To, że pieniądze mają spore znaczenie w dziejach świata, jest oczywiste. Jeszcze bardziej oczywiste jest to od czasu globalnego kryzysu finansowego z lat 2007–2009. Od tego czasu oczywisty jest też związek pieniędzy i władzy, przede wszystkim monetarnej. W walce z kryzysem i jego konsekwencjami główną rolę pełniły banki centralne. W dużym stopniu ta tendencja utrzymuje się do dziś, choć do walki zaczęły się dokładać także rządy. Szczególnie w reakcji na pandemię Covid-19. O ile takie zjawiska, jak ujemne stopy procentowe, a w najlepszym przypadku zerowe, i symboliczne zrzucanie pieniędzy z helikoptera nawet w pierwszym pokryzysowym okresie końca pierwszej dekady obecnego stulecia, były traktowane jako koncepcje dość abstrakcyjne, to zaledwie kilka lat późnej stały się niemal normą.

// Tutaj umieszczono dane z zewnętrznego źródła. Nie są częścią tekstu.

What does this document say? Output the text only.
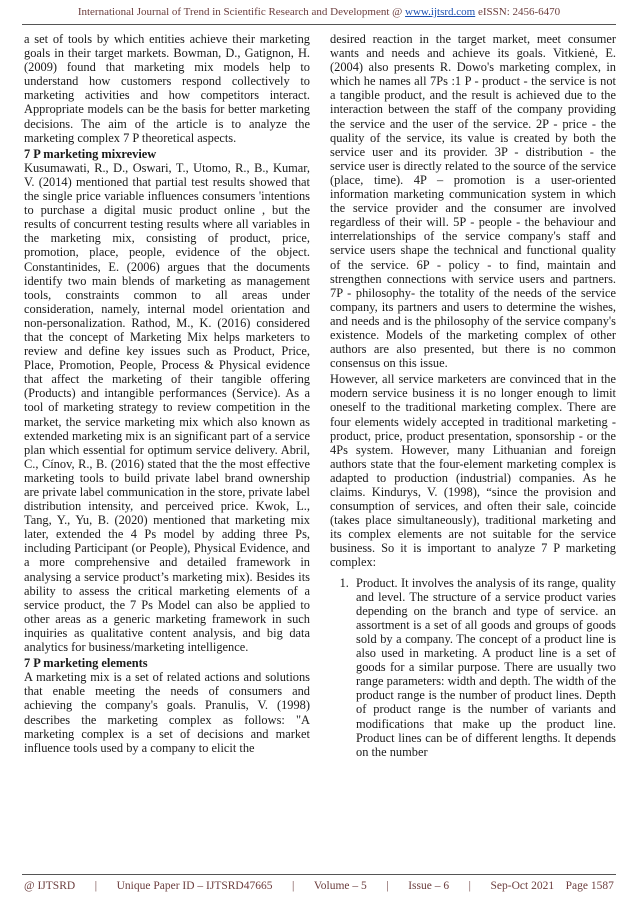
International Journal of Trend in Scientific Research and Development @ www.ijtsrd.com eISSN: 2456-6470

a set of tools by which entities achieve their marketing goals in their target markets. Bowman, D., Gatignon, H. (2009) found that marketing mix models help to understand how customers respond collectively to marketing activities and how competitors interact. Appropriate models can be the basis for better marketing decisions. The aim of the article is to analyze the marketing complex 7 P theoretical aspects.

7 P marketing mixreview

Kusumawati, R., D., Oswari, T., Utomo, R., B., Kumar, V. (2014) mentioned that partial test results showed that the single price variable influences consumers 'intentions to purchase a digital music product online , but the results of concurrent testing results where all variables in the marketing mix, consisting of product, price, promotion, place, people, evidence of the object. Constantinides, E. (2006) argues that the documents identify two main blends of marketing as management tools, constraints common to all areas under consideration, namely, internal model orientation and non-personalization. Rathod, M., K. (2016) considered that the concept of Marketing Mix helps marketers to review and define key issues such as Product, Price, Place, Promotion, People, Process & Physical evidence that affect the marketing of their tangible offering (Products) and intangible performances (Service). As a tool of marketing strategy to review competition in the market, the service marketing mix which also known as extended marketing mix is an significant part of a service plan which essential for optimum service delivery. Abril, C., Cínov, R., B. (2016) stated that the the most effective marketing tools to build private label brand ownership are private label communication in the store, private label distribution intensity, and perceived price. Kwok, L., Tang, Y., Yu, B. (2020) mentioned that marketing mix later, extended the 4 Ps model by adding three Ps, including Participant (or People), Physical Evidence, and a more comprehensive and detailed framework in analysing a service product’s marketing mix). Besides its ability to assess the critical marketing elements of a service product, the 7 Ps Model can also be applied to other areas as a generic marketing framework in such inquiries as qualitative content analysis, and big data analytics for business/marketing intelligence.

7 P marketing elements

A marketing mix is a set of related actions and solutions that enable meeting the needs of consumers and achieving the company's goals. Pranulis, V. (1998) describes the marketing complex as follows: "A marketing complex is a set of decisions and market influence tools used by a company to elicit the

desired reaction in the target market, meet consumer wants and needs and achieve its goals. Vitkienė, E. (2004) also presents R. Dowo's marketing complex, in which he names all 7Ps :1 P - product - the service is not a tangible product, and the result is achieved due to the interaction between the staff of the company providing the service and the user of the service. 2P - price - the quality of the service, its value is created by both the service user and its provider. 3P - distribution - the service user is directly related to the source of the service (place, time). 4P – promotion is a user-oriented information marketing communication system in which the service provider and the consumer are involved regardless of their will. 5P - people - the behaviour and interrelationships of the service company's staff and service users shape the technical and functional quality of the service. 6P - policy - to find, maintain and strengthen connections with service users and partners. 7P - philosophy- the totality of the needs of the service company, its partners and users to determine the wishes, and needs and is the philosophy of the service company's existence. Models of the marketing complex of other authors are also presented, but there is no common consensus on this issue.

However, all service marketers are convinced that in the modern service business it is no longer enough to limit oneself to the traditional marketing complex. There are four elements widely accepted in traditional marketing - product, price, product presentation, sponsorship - or the 4Ps system. However, many Lithuanian and foreign authors state that the four-element marketing complex is adapted to production (industrial) companies. As he claims. Kindurys, V. (1998), “since the provision and consumption of services, and often their sale, coincide (takes place simultaneously), traditional marketing and its complex elements are not suitable for the service business. So it is important to analyze 7 P marketing complex:

1. Product. It involves the analysis of its range, quality and level. The structure of a service product varies depending on the branch and type of service. an assortment is a set of all goods and groups of goods sold by a company. The concept of a product line is also used in marketing. A product line is a set of goods for a similar purpose. There are usually two range parameters: width and depth. The width of the product range is the number of product lines. Depth of product range is the number of variants and modifications that make up the product line. Product lines can be of different lengths. It depends on the number
@ IJTSRD | Unique Paper ID – IJTSRD47665 | Volume – 5 | Issue – 6 | Sep-Oct 2021 Page 1587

W niektórych krajach, zaliczanych do jak najbardziej cywilizowanych, jak na przykład w Szwajcarii, ujemne stopy funkcjonują do dziś, a w sporej części wciąż nie mogą oderwać się od zera i przejść na choćby symbolicznie dodatnie wartości. Ta druga sztuka udała się ostatnio w Stanach Zjednoczonych, ale to kraj słynący z innowacyjności. Strefa euro nadal się waha w kwestii takiego posunięcia i nawet jeśli się na to zdecyduje, nie pojedzie zbyt daleko. Fakt, że banki centralne przez wiele lat dźwigały na swych barkach główny ciężar przezwyciężania kryzysowych zjawisk i wspierania wzrostu, może trochę dziwić, a jednocześnie świadczy o pewnej inercji rządów. No i oczywiście potwierdza tezę, że to pieniądz rządzi światem. Rządy „obudziły” się na dobrą sprawę dopiero w okresie pandemii i to one tak naprawdę zaczęły zrzucać pieniądze z helikoptera. Bo nie miały wyjścia, stopy nie mogły już być bardziej ujemne. Ale też nie miałyby czego zrzucać, gdyby nie działania banków centralnych, więc przejęcie inicjatywy przez władze fiskalne wydawało się spektakularne, ale wcale nie było takie oczywiste. To wszystko jednak procesy dobrze już znane i opisane. Choć pewnym zaskoczeniem jest eksplozja inflacji, która była przez wiele lat marzeniem i rządów, i banków centralnych.

Marzenia czasem się spełniają, choć te spełnienia miewają skutki odwrotne do zamierzonych. Amerykanie ponad 40 lat czekali na taką dynamikę wzrostu cen, Polacy jedynie 25, a Niemcy prawie 50. Teraz trzeba tę „żabę” przełknąć, zaciskając zęby, zbierając chrust, ocieplając domy, jedząc mniej i żywiąc się u znajomych. Podnoszenie stóp na razie nie daje pożądanych efektów ani w Stanach Zjednoczonych, ani w Polsce.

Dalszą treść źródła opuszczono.